La présence de polluants chimiques, dont des perturbateurs endocriniens, fait l’objet d’une surveillance importante dans les eaux souterraines ainsi que dans les eaux de surface, tant au niveau de l’eau que dans les sédiments et les tissus d’organismes aquatiques.
Des études ponctuelles peuvent également être organisées pour mieux comprendre les sources et leviers d’action face à ces polluants. A ce titre, l’étude du rendement épuratoire des deux stations d’épuration bruxelloises, prévue dans les prochains mois, mettra en évidence comment l’épuration des micropolluants (substances chimiques présentes en faibles doses pouvant toutefois être toxiques, parmi lesquelles de nombreux perturbateurs endocriniens comme les PFAS/PFOS) pourra être améliorée dans les prochaines années afin de réduire la dispersion de ces polluants dans l’environnement.
D’autres actions opérationnelles sont prises afin de réduire la présence de ce type de polluants chimiques dans l’environnement, telles que la gestion intégrée des eaux pluviales, le curage de la pollution historique des sédiments, l’amélioration du réseau d’assainissement, et le renforcement de législations visant à protéger les eaux de surface.

2)

Depuis la mise en place du gouvernement fédéral, la Conférence Interministérielle Environnement Santé a effectivement repris ses travaux.

Le 2 décembre 2019, les Ministres de la Santé et de l’Environnement ont approuvé l’élaboration d’un plan d’action national sur les perturbateurs endocriniens (NAPED), lors d’une Conférence Interministérielle Mixte de l’Environnement et de la Santé (CIMES).


Le 21 décembre 2020, les Ministres de la Santé et de l’Environnement ont approuvé lors d’une CIMES la création d’un groupe de travail « Perturbateurs endocriniens », placé sous l’égide du NEHAP et constitué d’experts des différentes autorités compétentes concernées par le NAPED, aux niveaux fédéral, régional et communautaire. Ce groupe de travail est piloté par le SPF Santé Publique, Sécurité de la Chaine Alimentaire et Environnement et co-piloté par la Région Flamande.

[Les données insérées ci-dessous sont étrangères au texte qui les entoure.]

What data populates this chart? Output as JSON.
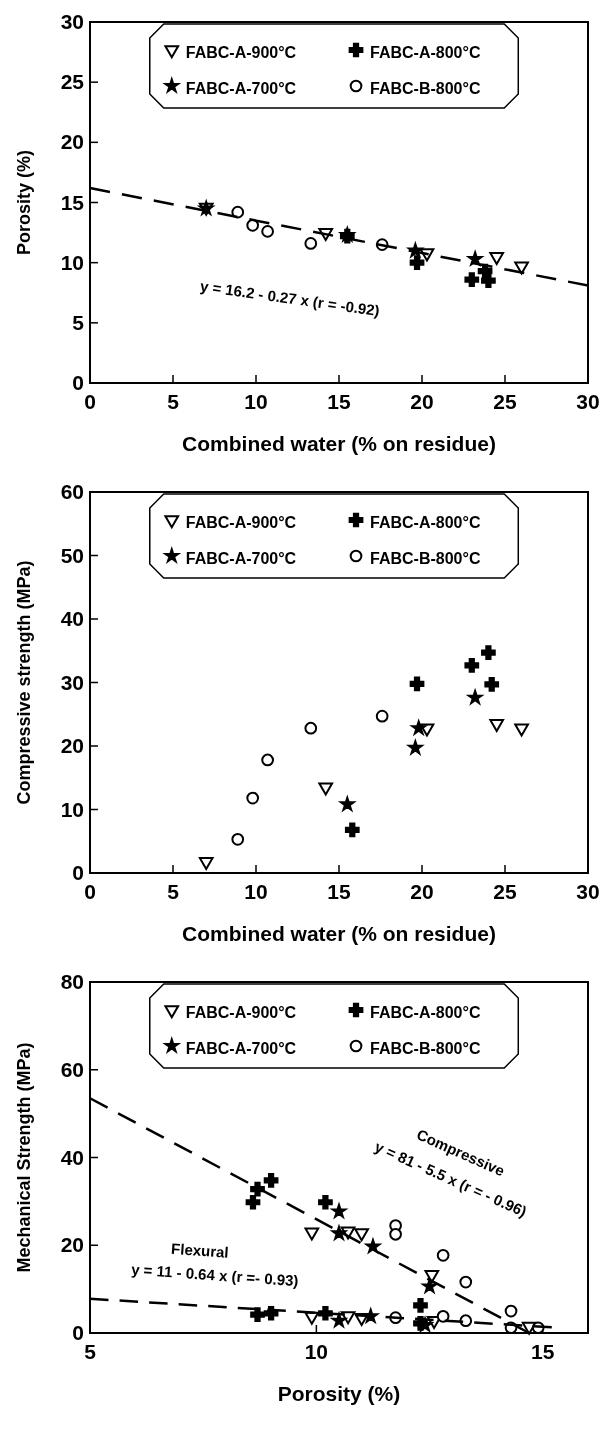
{
  "chart_data": [
    {
      "type": "scatter",
      "xlabel": "Combined water (% on residue)",
      "ylabel": "Porosity (%)",
      "xlim": [
        0,
        30
      ],
      "ylim": [
        0,
        30
      ],
      "xticks": [
        0,
        5,
        10,
        15,
        20,
        25,
        30
      ],
      "yticks": [
        0,
        5,
        10,
        15,
        20,
        25,
        30
      ],
      "legend": "top",
      "annotations": [
        "y = 16.2 - 0.27 x (r = -0.92)"
      ],
      "series": [
        {
          "name": "FABC-A-900°C",
          "type": "scatter",
          "marker": "triangle",
          "color": "#000000",
          "x": [
            7,
            14.2,
            20.3,
            24.5,
            26
          ],
          "values": [
            14.6,
            12.5,
            10.8,
            10.5,
            9.7
          ]
        },
        {
          "name": "FABC-A-800°C",
          "type": "scatter",
          "marker": "cross",
          "color": "#000000",
          "x": [
            15.5,
            19.7,
            23,
            24,
            23.8
          ],
          "values": [
            12.2,
            10,
            8.6,
            8.5,
            9.3
          ]
        },
        {
          "name": "FABC-A-700°C",
          "type": "scatter",
          "marker": "star",
          "color": "#000000",
          "x": [
            7,
            15.5,
            19.6,
            23.2
          ],
          "values": [
            14.5,
            12.3,
            11,
            10.3
          ]
        },
        {
          "name": "FABC-B-800°C",
          "type": "scatter",
          "marker": "circle",
          "color": "#000000",
          "x": [
            8.9,
            9.8,
            10.7,
            13.3,
            17.6
          ],
          "values": [
            14.2,
            13.1,
            12.6,
            11.6,
            11.5
          ]
        },
        {
          "type": "line",
          "marker": "none",
          "line_style": "dashed",
          "color": "#000000",
          "x": [
            0,
            30
          ],
          "values": [
            16.2,
            8.1
          ]
        }
      ]
    },
    {
      "type": "scatter",
      "xlabel": "Combined water (% on residue)",
      "ylabel": "Compressive strength (MPa)",
      "xlim": [
        0,
        30
      ],
      "ylim": [
        0,
        60
      ],
      "xticks": [
        0,
        5,
        10,
        15,
        20,
        25,
        30
      ],
      "yticks": [
        0,
        10,
        20,
        30,
        40,
        50,
        60
      ],
      "legend": "top",
      "series": [
        {
          "name": "FABC-A-900°C",
          "type": "scatter",
          "marker": "triangle",
          "color": "#000000",
          "x": [
            7,
            14.2,
            20.3,
            24.5,
            26
          ],
          "values": [
            1.8,
            13.5,
            22.8,
            23.5,
            22.8
          ]
        },
        {
          "name": "FABC-A-800°C",
          "type": "scatter",
          "marker": "cross",
          "color": "#000000",
          "x": [
            15.8,
            19.7,
            23,
            24,
            24.2
          ],
          "values": [
            6.8,
            29.8,
            32.7,
            34.7,
            29.7
          ]
        },
        {
          "name": "FABC-A-700°C",
          "type": "scatter",
          "marker": "star",
          "color": "#000000",
          "x": [
            15.5,
            19.6,
            19.8,
            23.2
          ],
          "values": [
            10.8,
            19.7,
            22.8,
            27.6
          ]
        },
        {
          "name": "FABC-B-800°C",
          "type": "scatter",
          "marker": "circle",
          "color": "#000000",
          "x": [
            8.9,
            9.8,
            10.7,
            13.3,
            17.6
          ],
          "values": [
            5.3,
            11.8,
            17.8,
            22.8,
            24.7
          ]
        }
      ]
    },
    {
      "type": "scatter",
      "xlabel": "Porosity (%)",
      "ylabel": "Mechanical Strength (MPa)",
      "xlim": [
        5,
        16
      ],
      "ylim": [
        0,
        80
      ],
      "xticks": [
        5,
        10,
        15
      ],
      "yticks": [
        0,
        20,
        40,
        60,
        80
      ],
      "legend": "top",
      "annotations": [
        "Compressive",
        "y = 81 - 5.5 x (r = - 0.96)",
        "Flexural",
        "y = 11 - 0.64 x (r =- 0.93)"
      ],
      "series": [
        {
          "name": "FABC-A-900°C",
          "type": "scatter",
          "marker": "triangle",
          "color": "#000000",
          "x": [
            9.9,
            10.7,
            11,
            12.55
          ],
          "values": [
            23,
            23.2,
            22.8,
            13.3
          ]
        },
        {
          "name": "FABC-A-800°C",
          "type": "scatter",
          "marker": "cross",
          "color": "#000000",
          "x": [
            8.6,
            8.7,
            9,
            10.2,
            12.3
          ],
          "values": [
            29.8,
            32.8,
            34.8,
            29.8,
            6.3
          ]
        },
        {
          "name": "FABC-A-700°C",
          "type": "scatter",
          "marker": "star",
          "color": "#000000",
          "x": [
            10.5,
            10.5,
            11.25,
            12.5
          ],
          "values": [
            27.7,
            22.7,
            19.7,
            10.6
          ]
        },
        {
          "name": "FABC-B-800°C",
          "type": "scatter",
          "marker": "circle",
          "color": "#000000",
          "x": [
            11.75,
            11.75,
            12.8,
            13.3,
            14.3
          ],
          "values": [
            24.5,
            22.5,
            17.7,
            11.6,
            5
          ]
        },
        {
          "type": "scatter",
          "marker": "triangle",
          "color": "#000000",
          "x": [
            9.9,
            10.7,
            11,
            12.6,
            14.7
          ],
          "values": [
            3.8,
            3.9,
            3.5,
            2.8,
            1.5
          ]
        },
        {
          "type": "scatter",
          "marker": "cross",
          "color": "#000000",
          "x": [
            8.7,
            9,
            10.2,
            12.3
          ],
          "values": [
            4.2,
            4.5,
            4.5,
            2.2
          ]
        },
        {
          "type": "scatter",
          "marker": "star",
          "color": "#000000",
          "x": [
            10.5,
            11.2,
            12.4
          ],
          "values": [
            2.8,
            3.8,
            1.8
          ]
        },
        {
          "type": "scatter",
          "marker": "circle",
          "color": "#000000",
          "x": [
            11.75,
            12.8,
            13.3,
            14.3,
            14.9
          ],
          "values": [
            3.5,
            3.8,
            2.8,
            1.2,
            1.2
          ]
        },
        {
          "type": "line",
          "marker": "none",
          "line_style": "dashed",
          "color": "#000000",
          "x": [
            5,
            14.7
          ],
          "values": [
            53.5,
            0
          ]
        },
        {
          "type": "line",
          "marker": "none",
          "line_style": "dashed",
          "color": "#000000",
          "x": [
            5,
            15.2
          ],
          "values": [
            7.8,
            1.3
          ]
        }
      ]
    }
  ]
}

Un plan spécifique sur les perturbateurs endocriniens est en cours de discussion. Il devrait débuter en 2022 et prendra fin en décembre 2026. Il a pour objectifs :

- d’établir un cadre global et cohérent permettant le développement d’actions concrètes et concertées, ayant pour objectif de diminuer l’exposition aux perturbateurs endocriniens et de réduire leurs conséquences au niveau de la Santé et de l’Environnement, en Belgique ;

- d’augmenter la visibilité des actions entreprises de la part des autorités compétentes auprès de la population et des parties prenantes, afin de conserver leur soutien et leur confiance.

Entre administrations des contacts ont lieu dans le cadre de l’élaboration de ce NAPED (cf. réponse à la 1ère question), ainsi que sur la question des sols pollués.

3)

Voir réponse à la question 1 quant aux actions de sensibilisation du NAPED.

Sur la thématique « sols », une campagne de sensibilisation est planifiée en avril 2022 pour sensibiliser les experts en pollution du sol et les entrepreneurs en assainissement du sol afin qu’ils tiennent compte des PFAS chaque fois que nécessaire.